In his work Danja Akulin is able to cast light into what is but a partially illuminated landscape.  In the way he masters the light he is able to visually translate emotions and thoughts within the duality of darkness and brightness. The more obscure the landscape, the less light is needed for the mysteries that are either hidden or obvious to our eyes, and vice versa. This metaphor accounts for the fact that weak and unimportant feelings might easily resurface, while other strong ones might live in perpetual obscurity:  A dim light cast into near darkness stands out more than bright light in full sun. And yet, Akulin in his paintings insists that all illumination has its share of darkness: ‘Light can be dark too.’ Artists, while providing illumination, also cast shadows – they create a scene that somehow occupies a position between total illumination and total darkness.
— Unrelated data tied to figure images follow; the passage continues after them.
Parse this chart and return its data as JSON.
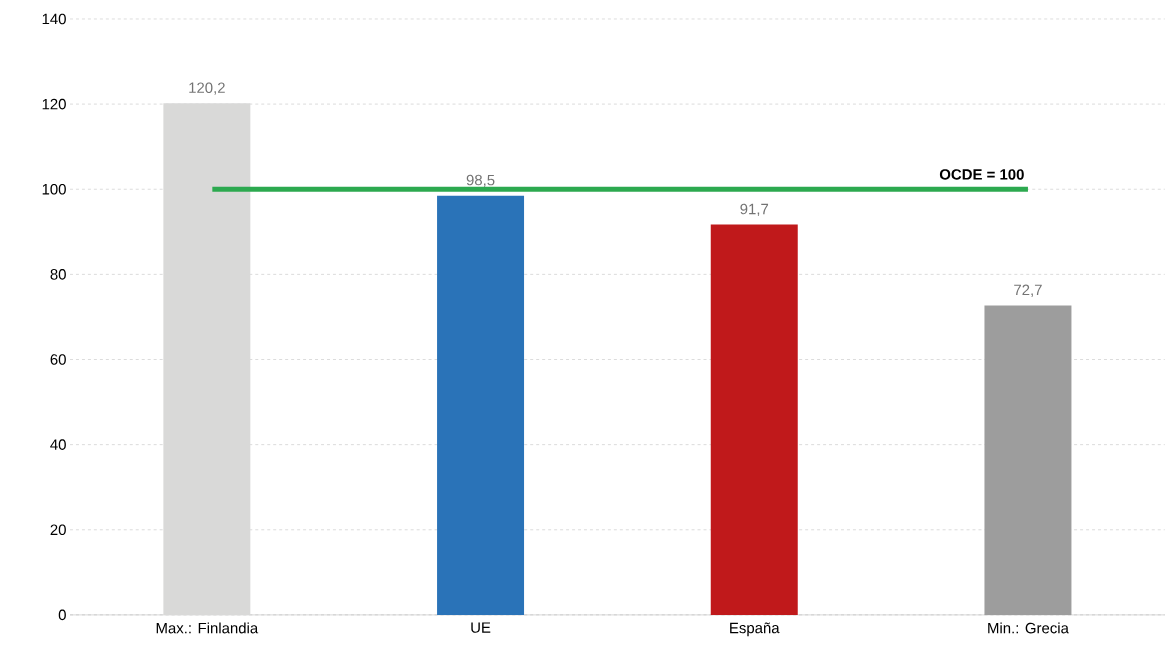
{
  "chart_data": {
    "type": "bar",
    "categories": [
      "Max.: Finlandia",
      "UE",
      "España",
      "Min.: Grecia"
    ],
    "values": [
      120.2,
      98.5,
      91.7,
      72.7
    ],
    "colors": [
      "#d9d9d8",
      "#2a73b8",
      "#c0191b",
      "#9d9d9d"
    ],
    "value_labels": [
      "120,2",
      "98,5",
      "91,7",
      "72,7"
    ],
    "ylim": [
      0,
      140
    ],
    "yticks": [
      0,
      20,
      40,
      60,
      80,
      100,
      120,
      140
    ],
    "grid": "y",
    "ref_lines": [
      {
        "axis": "y",
        "value": 100,
        "label": "OCDE = 100",
        "color": "#2ca94f"
      }
    ]
  }
}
For Danja Akulin the shadow is a place of complete insecurity and the light is a naive confidence in the certainty of knowledge.  He actively avoids giving himself up to one or the other but operates, instead, in the in-between area, the penumbra.

It is more likely that Akulin's rhetoric in his ephemeral landscapes owes its inspiration not to mimesis but to the less methodical rumination on art in Nietzsche's Birth of Tragedy. Like Nietzsche, Akulin relates light to knowledge and darkness to ignorance, and like Nietzsche, Akulin conceives of art as a place where the two meet, clash, and collaborate. Nietzsche asserts that all art manifests both the clear-headed, visual, sober, Apollonian impulse and the wild, blind, chaotic revelry of the Dionysian.  He insists that it is about time that the manifestation of this opposition in works of art be taken as an eternal truism.

Akulin provides knowledge about the world precisely by means of a mimetic poetics that not only confronts what lies in the open to be seen and grasped but that also preserves a sense of the world's mystery.  The success of Akulin’s images lays on their ability to continue to function resolutely between the poles of darkness and full illumination.